Чайковский. Старое и новое (Никитин) - страница 32

Петр Ильич был в этом отношении типичным представителем русской интеллигенции. В нем жили полной силой все качества, присущие мечтателям, ищущим смысл жизни: он был человеком, остро воспринимающим все происходящее вокруг, человеком огромного душевного размаха.

Эти качества, попадая на благодатную почву таланта и воли, дают превосходные результаты, но беда мечтателям такого рода, не имеющим этой благодатной почвы! У Чайковского они попали в плодородную среду музыкальной гениальности, в которую он к тому же сам уверовал, и все типично русское, получив питание от накопленных остальным человечеством музыкальных познаний, проявилось в его произведениях. В рамках брамсовской учености ему было тесно. Его звали бескрайние просторы полей и лесов, весенние радости и осенняя грусть, теплота и нежность русской песни, простота и искренность народа, который выражал свои мысли далеко не всегда утонченно, зато определенно. У него появлялось раздражение от утонченности, существующей только ради самой утонченности. Чайковский был явно несправедлив в отношении Брамса, но это по меркам сегодняшних дней, а все, что он тогда чувствовал и писал, было совершенно искренне, потому что в самих принципах развития музыкальной мысли у Брамса Петр Ильич не видел того, что считал в музыке самым важным, — смелого, полного раскрытия своих чувств и завершения душевного порыва.

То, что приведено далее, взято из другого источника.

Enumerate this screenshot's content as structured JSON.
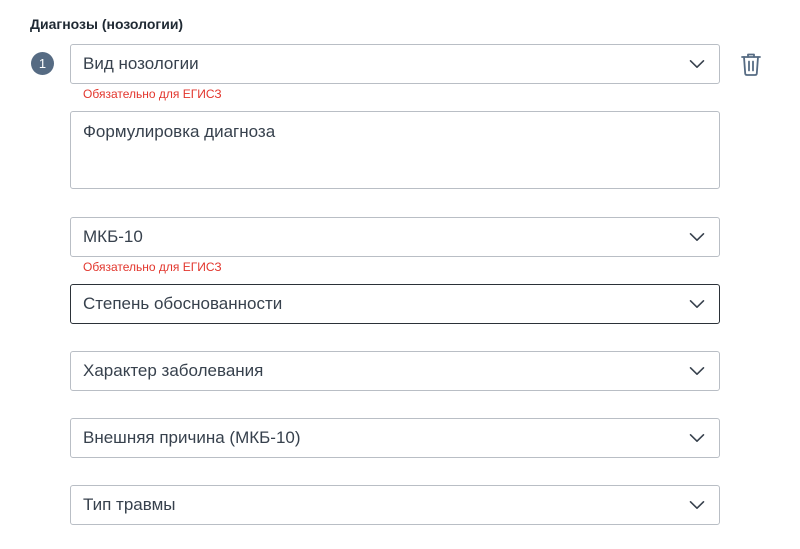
{
  "section": {
    "title": "Диагнозы (нозологии)"
  },
  "diagnosis": {
    "number": "1",
    "nosology_type": {
      "label": "Вид нозологии",
      "hint": "Обязательно для ЕГИСЗ"
    },
    "formulation": {
      "placeholder": "Формулировка диагноза"
    },
    "icd10": {
      "label": "МКБ-10",
      "hint": "Обязательно для ЕГИСЗ"
    },
    "certainty": {
      "label": "Степень обоснованности"
    },
    "disease_nature": {
      "label": "Характер заболевания"
    },
    "external_cause": {
      "label": "Внешняя причина (МКБ-10)"
    },
    "injury_type": {
      "label": "Тип травмы"
    }
  },
  "icons": {
    "delete": "trash-icon",
    "dropdown": "chevron-down-icon"
  },
  "colors": {
    "badge": "#566b83",
    "hint_error": "#e2362d",
    "border": "#b9bec5",
    "border_focused": "#2b3138"
  }
}
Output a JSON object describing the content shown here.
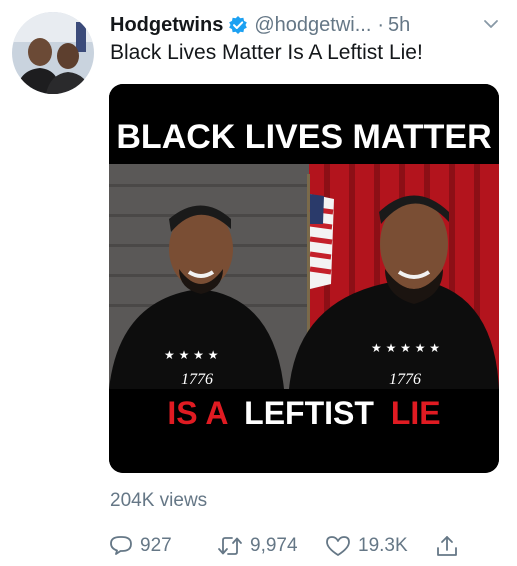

Брамс не был исключением в прохладном отношении Чайковского к некоторым знаменитым классикам. Вероятно, по тем же причинам ненамного лучшая участь постигла Иоганна Себастьяна Баха, вокальные произведения которого Петр Ильич назвал "истинно классической тоской", и пусть не вздрогнут поклонники величайшего мастера полифонии по прочтении следующего откровенного высказывания Чайковского в дневнике:

"Баха я охотно играю, ибо играть хорошую фугу занятно, но не признаю в нем (как это делают иные) великого гения"43.

Только "занятно". Более высокого балла Бах у Чайковского не удостоился, а Генделю и вовсе досталось нечто вроде двойки: "В нем даже занятности нет"44.

Не мог Петр Ильич кривить душой. Его истинно русской натуре было тесно в гостях даже у кантора Лейпцигского собора св. Фомы среди гениального контрапункта и спокойного созерцания божественной красоты звуков. Неуютно чувствовал он себя и в окружении чистого и гладкого симфонизма Брамса. Гений этих гигантов его не согррзал.

Свое недоверие к учености, не согретой душой, Чайковский высказывал также своему ученику Сергею Ивановичу Танееву, назвав его в несвойственной ему резкой и обидной форме "Бахом из окрестностей пожарного депо" (Танеев в то время проживал в Обуховском переулке около пожарного депо, расположенного на Пречистенке). Отвергнув идею закладки основного камня будущего величия русской музыки за счет бесчисленного множества контрапунктов, фуг и канонов на темы русских песен, Петр Ильич писал Танееву: "…музыканту, по моему крайнему разумению, следует избегать лукавых мудрствований, а делать так, как бог на душу кладет. Весь вопрос в том, много или мало он кладет на душу"45.